Le parti KANARI PEP LA (KAPEP) critique le Pacte national pour la stabilité et l’organisation des élections, estimant que le texte organise une concentration du pouvoir exécutif sans limitation temporelle claire et sans mécanisme contraignant de contrôle.
PORT-AU-PRINCE – Le parti politique KANARI PEP LA (KAPEP) publie une analyse critique du Pacte national pour la stabilité et l’organisation des élections en Haïti. Il estime que le texte crée une architecture institutionnelle susceptible de prolonger l’exercice du pouvoir exécutif sans échéance définie.
Selon cette lecture, l’article premier évoque une période intérimaire sans fixer de durée précise ni encadrer strictement ses compétences. Le parti souligne que l’article 2 prévoit qu’à l’issue du mandat du Conseil présidentiel de transition (CPT), le Conseil des ministres, présidé par le Premier ministre Alix Didier Fils-Aimé, exerce le pouvoir exécutif « jusqu’à l’organisation des élections », sans mention d’une date butoir.
Le texte ne fixe ni calendrier électoral contraignant, ni clause automatique de caducité. La fin de la période transitoire est conditionnée à la tenue d’élections, dont l’organisation dépend de paramètres liés notamment à la sécurité, à la logistique et au financement.

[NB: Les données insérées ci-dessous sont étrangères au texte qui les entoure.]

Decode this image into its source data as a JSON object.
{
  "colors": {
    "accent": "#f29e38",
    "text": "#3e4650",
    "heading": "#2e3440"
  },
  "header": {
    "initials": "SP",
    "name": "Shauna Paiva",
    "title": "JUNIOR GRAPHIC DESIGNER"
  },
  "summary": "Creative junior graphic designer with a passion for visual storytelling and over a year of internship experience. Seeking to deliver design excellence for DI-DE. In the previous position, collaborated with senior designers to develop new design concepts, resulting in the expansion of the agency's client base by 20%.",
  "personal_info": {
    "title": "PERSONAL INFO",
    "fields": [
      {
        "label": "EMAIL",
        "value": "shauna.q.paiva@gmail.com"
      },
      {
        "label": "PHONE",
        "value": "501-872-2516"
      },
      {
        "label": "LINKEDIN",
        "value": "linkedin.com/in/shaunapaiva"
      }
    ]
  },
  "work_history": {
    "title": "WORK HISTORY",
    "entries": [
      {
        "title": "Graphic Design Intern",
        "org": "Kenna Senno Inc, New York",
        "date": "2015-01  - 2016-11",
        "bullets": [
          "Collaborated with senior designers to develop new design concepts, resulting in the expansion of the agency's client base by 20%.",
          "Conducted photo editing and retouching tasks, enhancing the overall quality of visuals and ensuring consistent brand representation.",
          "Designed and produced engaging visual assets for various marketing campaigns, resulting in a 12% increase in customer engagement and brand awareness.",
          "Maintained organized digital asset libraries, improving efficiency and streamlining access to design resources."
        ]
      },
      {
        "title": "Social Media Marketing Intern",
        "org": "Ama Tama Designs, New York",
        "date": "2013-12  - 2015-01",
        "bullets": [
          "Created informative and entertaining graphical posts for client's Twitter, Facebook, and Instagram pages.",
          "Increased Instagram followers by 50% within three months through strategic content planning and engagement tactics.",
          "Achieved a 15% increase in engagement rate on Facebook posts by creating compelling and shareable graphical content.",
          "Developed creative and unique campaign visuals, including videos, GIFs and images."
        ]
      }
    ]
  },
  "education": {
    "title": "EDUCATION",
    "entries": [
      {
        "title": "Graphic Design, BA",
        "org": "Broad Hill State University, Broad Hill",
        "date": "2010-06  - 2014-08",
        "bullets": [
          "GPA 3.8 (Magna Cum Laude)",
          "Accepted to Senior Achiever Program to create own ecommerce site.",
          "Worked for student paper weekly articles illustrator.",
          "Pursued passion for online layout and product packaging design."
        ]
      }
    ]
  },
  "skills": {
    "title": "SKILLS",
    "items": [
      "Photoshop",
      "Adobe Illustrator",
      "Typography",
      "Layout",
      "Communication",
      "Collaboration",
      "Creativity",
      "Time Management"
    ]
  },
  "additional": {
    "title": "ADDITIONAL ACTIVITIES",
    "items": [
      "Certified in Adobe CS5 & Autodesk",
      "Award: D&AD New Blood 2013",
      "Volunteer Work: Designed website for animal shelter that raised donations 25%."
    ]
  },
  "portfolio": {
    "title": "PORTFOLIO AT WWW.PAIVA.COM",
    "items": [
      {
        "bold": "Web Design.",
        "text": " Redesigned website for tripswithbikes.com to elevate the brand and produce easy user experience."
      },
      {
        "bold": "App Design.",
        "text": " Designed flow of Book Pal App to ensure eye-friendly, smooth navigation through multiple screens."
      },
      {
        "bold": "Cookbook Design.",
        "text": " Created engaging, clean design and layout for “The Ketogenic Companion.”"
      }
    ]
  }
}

Le parti relève également que l’article 3 confère au Premier ministre la maîtrise de la composition du gouvernement. L’article 5 prévoit l’exercice de l’ensemble des prérogatives constitutionnelles attribuées au chef de l’État. L’article 6 détaille un programme d’action gouvernementale en sept points.
Les articles 7 à 10 évoquent une coordination avec la Police nationale d’Haïti (PNH), les Forces armées d’Haïti (FADH) et d’autres structures de sécurité. Les articles 12 à 15 abordent la possibilité de modifications constitutionnelles. Le parti rappelle que la Constitution haïtienne de 1987 encadre strictement les procédures d’amendement et que l’article 149 prévoit un mécanisme transitoire limité dans le temps.
Les articles 19 à 21 instituent un comité de suivi, présenté comme un organe d’accompagnement sans pouvoir contraignant explicite. L’article 24 précise que l’exercice du pouvoir se poursuit jusqu’à l’installation des élus issus du scrutin, ce qui inclut l’achèvement du processus électoral et institutionnel.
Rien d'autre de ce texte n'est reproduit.